O nosso consumo diário de sal não deve ultrapassar as 5 gramas. O ideal é evitar o sal de mesa comum e optar pelo sal marinho integral ou pelo sal rosa do Himalaia (não refinado), de forma a reduzir o risco de hipertensão e de doenças cardiovasculares. Uma boa maneira de reduzir o consumo de sal é substituí-lo por especiarias e ervas que conferem também sabor aos pratos.

Açúcar

Quando se abusa de alimentos industrializados, desencadeia-se uma síndrome de bloqueio da produção de insulina. Desta forma, o açúcar irá acumular-se no nosso sangue, levando a problemas relacionados com a diabetes. 

A diabete interfere no equilíbrio entre a dupla glicose e insulina. A oscilação natural da quantidade de açúcar no sangue e, por tabela nos estoques do hormônio, não acontece como deveria. Nos diabéticos, o pâncreas deixa de fabricar insulina, ou ela é produzida com insuficiência.

Por isso, o açúcar branco é uma verdadeira droga, daí a importância de reduzirmos o seu consumo. Esta substância pode levar ao desenvolvimento de doenças metabólicas, enfraquecendo o sistema imunológico e facilitando a ocorrência de outras doenças. 

Cocaína 

Como hipnoanalgésico, ao ser usado nas fossas nasais, a absorção pelos capilares do nariz é imediata, indo diretamente para a circulação, promovendo a excitação do sistema nervoso central, liberando hormônios de prazer. Tudo isto conduz a uma dependência química, que causa a inibição do centro respiratório, paragens cardiorrespiratórias e, no pior dos cenários, a morte.

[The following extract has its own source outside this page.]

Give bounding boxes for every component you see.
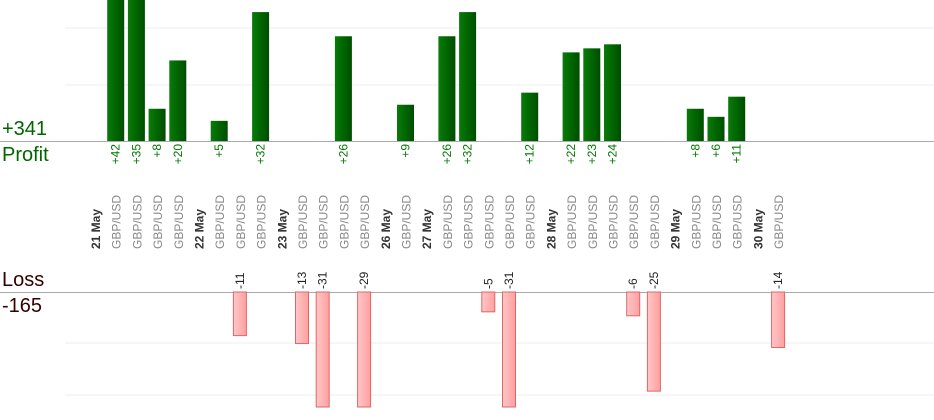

Existem ainda outras consequências possíveis que surgem com o consumo prolongado. Esses efeitos a longo prazo do uso da cocaína são muito graves e podem prejudicar definitivamente a saúde do dependente químico.

Sabemos que não devemos exagerar na pauta que aborda o consumo de alguns elementos alimentícios desprovidos de nutrientes importantes, situados acima das nossas necessidades metabólicas. Afinal, é incontestável que todos nós necessitamos de proteínas, gorduras, açúcares, vitaminas e sais minerais. Entretanto, a ingestão de cada uma dessas substâncias, não apenas as substâncias alimentares, deve ser executada com sabedoria, já que qualquer ação praticada em excesso traz consigo consequências e, em muitos casos, consequências irreversíveis.